Tour Diary Watch: the Germans

After having had to suspend two of its riders, including its leader Jan Ullrich, Team T-Mobile isn't going to get depressed and give up - quite the opposite, according to new team captain Andreas Klöden. "I can assure you, we won't let it get us down," he wrote in his Tour de France diary on the team's website. "We are hot for this Tour and we will take our chance to fight for ourselves - and for Jan. We owe that to our loyal fans!" Klöden was pleased with the team's performance in the prologue, especially with Serguei Gonchar's 11th place. "Too bad that it wasn't enough for the yellow jersey. After all the drama of the last few days, that would really have been something!"

CSC's Jens Voigt said he learned the fate of his captain Ivan Basso this way: "We drove out in the cars to look at a piece of Monday's course. Bobby Julich and I sat in one car, suddenly we stopped, and the car with Ivan Basso turned around. We were told that he was returning to the hotel. It was immediately clear to us what that meant." While he still believes in the innocence of not only his captain but of others involved, Voigt added on German sport1, "I stand by my statement: Whoever is guilty, must face the consequences."

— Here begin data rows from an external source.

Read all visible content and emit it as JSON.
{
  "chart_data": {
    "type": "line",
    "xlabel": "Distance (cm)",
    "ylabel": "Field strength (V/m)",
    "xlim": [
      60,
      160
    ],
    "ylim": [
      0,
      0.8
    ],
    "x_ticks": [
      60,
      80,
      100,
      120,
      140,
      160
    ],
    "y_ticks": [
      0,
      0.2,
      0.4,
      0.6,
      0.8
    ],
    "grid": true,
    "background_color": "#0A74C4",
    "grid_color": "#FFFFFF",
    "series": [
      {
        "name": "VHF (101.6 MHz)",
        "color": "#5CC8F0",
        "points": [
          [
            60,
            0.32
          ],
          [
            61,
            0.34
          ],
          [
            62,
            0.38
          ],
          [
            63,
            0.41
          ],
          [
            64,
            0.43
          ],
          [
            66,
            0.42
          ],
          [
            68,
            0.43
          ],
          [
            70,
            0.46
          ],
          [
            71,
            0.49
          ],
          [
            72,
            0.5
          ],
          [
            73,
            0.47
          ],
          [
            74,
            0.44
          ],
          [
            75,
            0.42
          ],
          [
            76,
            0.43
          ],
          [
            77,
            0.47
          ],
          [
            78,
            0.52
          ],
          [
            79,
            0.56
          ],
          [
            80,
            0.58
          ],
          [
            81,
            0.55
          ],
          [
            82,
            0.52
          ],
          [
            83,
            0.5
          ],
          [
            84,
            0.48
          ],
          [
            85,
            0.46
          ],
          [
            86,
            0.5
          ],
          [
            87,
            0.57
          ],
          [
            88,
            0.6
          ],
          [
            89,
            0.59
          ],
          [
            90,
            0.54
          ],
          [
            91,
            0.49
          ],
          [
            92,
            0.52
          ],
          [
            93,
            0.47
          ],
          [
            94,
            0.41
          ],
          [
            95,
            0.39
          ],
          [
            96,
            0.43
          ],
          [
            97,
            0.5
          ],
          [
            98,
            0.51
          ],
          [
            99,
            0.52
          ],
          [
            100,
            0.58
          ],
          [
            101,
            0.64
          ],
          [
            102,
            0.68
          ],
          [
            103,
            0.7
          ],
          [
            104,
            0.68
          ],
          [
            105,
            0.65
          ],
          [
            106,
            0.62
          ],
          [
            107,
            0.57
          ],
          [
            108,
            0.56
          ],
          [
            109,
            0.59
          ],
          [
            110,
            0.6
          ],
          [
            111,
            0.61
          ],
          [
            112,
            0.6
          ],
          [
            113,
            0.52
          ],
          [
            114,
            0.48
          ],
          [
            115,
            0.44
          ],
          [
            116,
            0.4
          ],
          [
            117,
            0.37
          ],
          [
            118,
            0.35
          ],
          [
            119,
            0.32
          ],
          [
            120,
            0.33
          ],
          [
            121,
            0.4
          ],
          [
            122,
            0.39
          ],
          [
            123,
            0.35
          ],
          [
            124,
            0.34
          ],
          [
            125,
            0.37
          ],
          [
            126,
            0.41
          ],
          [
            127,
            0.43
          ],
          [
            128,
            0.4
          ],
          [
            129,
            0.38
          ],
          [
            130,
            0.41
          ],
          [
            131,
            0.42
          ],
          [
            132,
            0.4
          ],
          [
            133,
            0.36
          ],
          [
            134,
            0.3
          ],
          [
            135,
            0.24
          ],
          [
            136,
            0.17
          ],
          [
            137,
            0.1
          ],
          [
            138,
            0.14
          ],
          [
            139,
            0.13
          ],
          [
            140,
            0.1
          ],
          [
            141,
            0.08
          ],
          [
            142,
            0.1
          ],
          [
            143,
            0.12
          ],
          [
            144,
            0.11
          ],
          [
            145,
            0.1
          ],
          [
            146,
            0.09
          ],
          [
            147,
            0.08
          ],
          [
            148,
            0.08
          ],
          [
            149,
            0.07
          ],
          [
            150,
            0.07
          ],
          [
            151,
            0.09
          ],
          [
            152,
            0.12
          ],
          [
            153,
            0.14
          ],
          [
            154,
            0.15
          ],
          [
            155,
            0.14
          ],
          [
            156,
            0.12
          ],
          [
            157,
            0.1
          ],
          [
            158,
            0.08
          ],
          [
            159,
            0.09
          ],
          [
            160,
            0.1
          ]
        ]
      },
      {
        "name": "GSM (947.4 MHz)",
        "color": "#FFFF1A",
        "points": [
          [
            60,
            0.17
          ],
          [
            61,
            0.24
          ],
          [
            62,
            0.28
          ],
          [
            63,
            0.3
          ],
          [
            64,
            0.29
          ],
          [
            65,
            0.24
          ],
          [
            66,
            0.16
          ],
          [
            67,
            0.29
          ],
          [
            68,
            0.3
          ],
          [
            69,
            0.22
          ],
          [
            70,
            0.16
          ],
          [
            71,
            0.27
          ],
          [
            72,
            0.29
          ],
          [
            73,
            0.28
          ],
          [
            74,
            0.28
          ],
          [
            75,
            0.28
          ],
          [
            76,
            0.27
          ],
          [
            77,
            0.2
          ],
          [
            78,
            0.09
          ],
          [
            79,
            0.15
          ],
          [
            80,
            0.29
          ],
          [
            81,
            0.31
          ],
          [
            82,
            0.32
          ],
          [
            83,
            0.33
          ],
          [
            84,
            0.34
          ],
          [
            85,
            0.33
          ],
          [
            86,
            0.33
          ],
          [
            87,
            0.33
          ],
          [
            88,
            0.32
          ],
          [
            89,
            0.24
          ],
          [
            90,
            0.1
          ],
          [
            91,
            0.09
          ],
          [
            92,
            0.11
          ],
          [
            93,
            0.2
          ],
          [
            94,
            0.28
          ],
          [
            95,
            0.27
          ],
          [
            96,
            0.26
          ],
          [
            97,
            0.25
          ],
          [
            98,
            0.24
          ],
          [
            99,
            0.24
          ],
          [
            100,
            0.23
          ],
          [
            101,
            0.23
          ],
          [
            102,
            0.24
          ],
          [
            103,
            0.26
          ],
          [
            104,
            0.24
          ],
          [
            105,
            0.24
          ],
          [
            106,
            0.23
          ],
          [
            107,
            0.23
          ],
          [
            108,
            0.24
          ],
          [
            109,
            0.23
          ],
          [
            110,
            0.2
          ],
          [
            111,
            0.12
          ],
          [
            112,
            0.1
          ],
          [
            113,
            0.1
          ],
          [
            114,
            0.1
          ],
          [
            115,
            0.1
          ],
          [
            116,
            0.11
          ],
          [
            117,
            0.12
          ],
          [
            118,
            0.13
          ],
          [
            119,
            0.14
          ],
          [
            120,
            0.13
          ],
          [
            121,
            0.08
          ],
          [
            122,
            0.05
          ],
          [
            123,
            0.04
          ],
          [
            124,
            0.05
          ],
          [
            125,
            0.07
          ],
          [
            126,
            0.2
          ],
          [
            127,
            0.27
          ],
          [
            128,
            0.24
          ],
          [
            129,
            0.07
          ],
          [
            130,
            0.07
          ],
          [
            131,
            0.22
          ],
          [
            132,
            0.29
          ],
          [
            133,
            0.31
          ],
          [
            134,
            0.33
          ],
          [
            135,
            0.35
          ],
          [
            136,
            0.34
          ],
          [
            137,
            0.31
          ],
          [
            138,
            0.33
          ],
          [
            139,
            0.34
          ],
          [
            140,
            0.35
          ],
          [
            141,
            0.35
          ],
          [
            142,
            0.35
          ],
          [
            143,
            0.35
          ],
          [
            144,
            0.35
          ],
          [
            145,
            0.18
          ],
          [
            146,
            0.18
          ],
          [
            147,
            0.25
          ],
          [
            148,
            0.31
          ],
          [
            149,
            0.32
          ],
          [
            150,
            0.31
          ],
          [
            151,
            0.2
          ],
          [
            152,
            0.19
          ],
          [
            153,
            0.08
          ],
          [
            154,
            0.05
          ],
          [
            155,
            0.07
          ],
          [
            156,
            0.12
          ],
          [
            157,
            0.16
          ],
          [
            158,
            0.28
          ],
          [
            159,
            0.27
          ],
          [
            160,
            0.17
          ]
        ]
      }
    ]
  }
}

The prologue "didn't go so well," he continued. "I don't want to look like a poor loser, but it's not so easy to change everything overnight. I came to France to be a helper for Ivan. It is difficult to flip the switch from being helper to an aggressive rider."

One of the winners of the day was Gerolsteiner's Sebastian Lang, who led for a long time, finally finishing fourth. But the only thing on his mind was the doping scandal. "As I see it, the sport only really has a future when steps like suspensions and race exclusions are consistently enforced," he wrote on his personal website. "Otherwise we won't be able to end the fight against ignorance of the rules. I know very well, how much we have to be thankful to Jan Ullrich [in terms of popularity of the sport in Germany - ed.] and it is exactly for this reason that I cannot tolerate the whole thing. He was an example and an ideal for me, like for many other young cyclists and fans. I don't want to rule on his guilt, but it is a bad sign that he lied in his statement."